Brennan told Fox News Sunday that U.S. authorities believe Abdulmutallab was trained by al Qaeda in Yemen and was directed to carry out the plane attack by senior leadership of the militant group.

INFORMATION SHARED

Brennan also disagreed with those who said the attempted bombing indicated a broader failure of the intelligence system such as occurred before the 2001 attacks blamed on al Qaeda. Turf wars between agencies and failure to share information were seen as a major problem then.

In the review so far, there's no indication whatsoever that any agency or department was not trying to share information, Brennan told Fox.

Homeland Security Secretary Janet Napolitano came under particularly intense criticism for initially saying the air security system worked. She later backpedaled and said the system had not worked in this case.

In comments that indicated that Napolitano's job was probably safe, Brennan praised her on ABC as a hard-working official of high caliber and experience.

The senior Republican on the Senate intelligence committee, Christopher Bond, said when the panel looks at the Christmas Day incident at a January hearing, it will be with an eye toward strengthening communication between the intelligence agencies.

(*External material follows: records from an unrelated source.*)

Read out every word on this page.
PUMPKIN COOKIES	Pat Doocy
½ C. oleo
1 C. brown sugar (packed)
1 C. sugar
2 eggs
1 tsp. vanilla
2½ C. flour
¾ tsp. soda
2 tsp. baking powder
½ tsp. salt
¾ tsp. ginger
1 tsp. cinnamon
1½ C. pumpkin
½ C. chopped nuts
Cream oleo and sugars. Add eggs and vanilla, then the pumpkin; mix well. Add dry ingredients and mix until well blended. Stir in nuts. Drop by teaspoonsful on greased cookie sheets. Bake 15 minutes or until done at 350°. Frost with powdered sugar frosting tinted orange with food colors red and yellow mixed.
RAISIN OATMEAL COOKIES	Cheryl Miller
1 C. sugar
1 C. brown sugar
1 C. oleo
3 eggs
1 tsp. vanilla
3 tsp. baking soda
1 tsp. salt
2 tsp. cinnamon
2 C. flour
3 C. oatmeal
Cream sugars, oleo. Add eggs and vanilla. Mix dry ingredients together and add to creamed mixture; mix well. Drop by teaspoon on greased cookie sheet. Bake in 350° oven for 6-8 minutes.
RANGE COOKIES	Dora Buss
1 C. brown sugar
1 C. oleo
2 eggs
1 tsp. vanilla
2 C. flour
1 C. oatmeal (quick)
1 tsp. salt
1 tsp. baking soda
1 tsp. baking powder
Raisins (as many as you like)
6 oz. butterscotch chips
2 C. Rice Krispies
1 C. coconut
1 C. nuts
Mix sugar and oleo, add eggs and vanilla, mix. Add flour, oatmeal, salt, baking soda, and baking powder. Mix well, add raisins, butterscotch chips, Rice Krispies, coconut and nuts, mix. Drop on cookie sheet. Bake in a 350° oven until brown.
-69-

The problem with the director of national intelligence, Denny (Dennis) Blair -- he has all of the responsibility and not enough authority, Bond said on CNN's State of the Union.

Thomas Kean, chairman of the 9/11 commission that studied the 2001 attacks, said the visit to the U.S. embassy by Abdulmutallab's father should have been enough to get the intelligence community to focus on him.

But Kean said he believed Obama would follow through and do the right things.

Republican Senator Jim DeMint of South Carolina criticized the administration on CNN, saying the decision to prosecute Abdulmutallab in the U.S. justice system rather than through military proceedings signaled it did not view the incident as an act of terror.

If we had treated this Christmas Day bomber as a terrorist, he would have been immediately interrogated military style rather than given rights of an American and lawyers, DeMint said. We probably lost valuable information.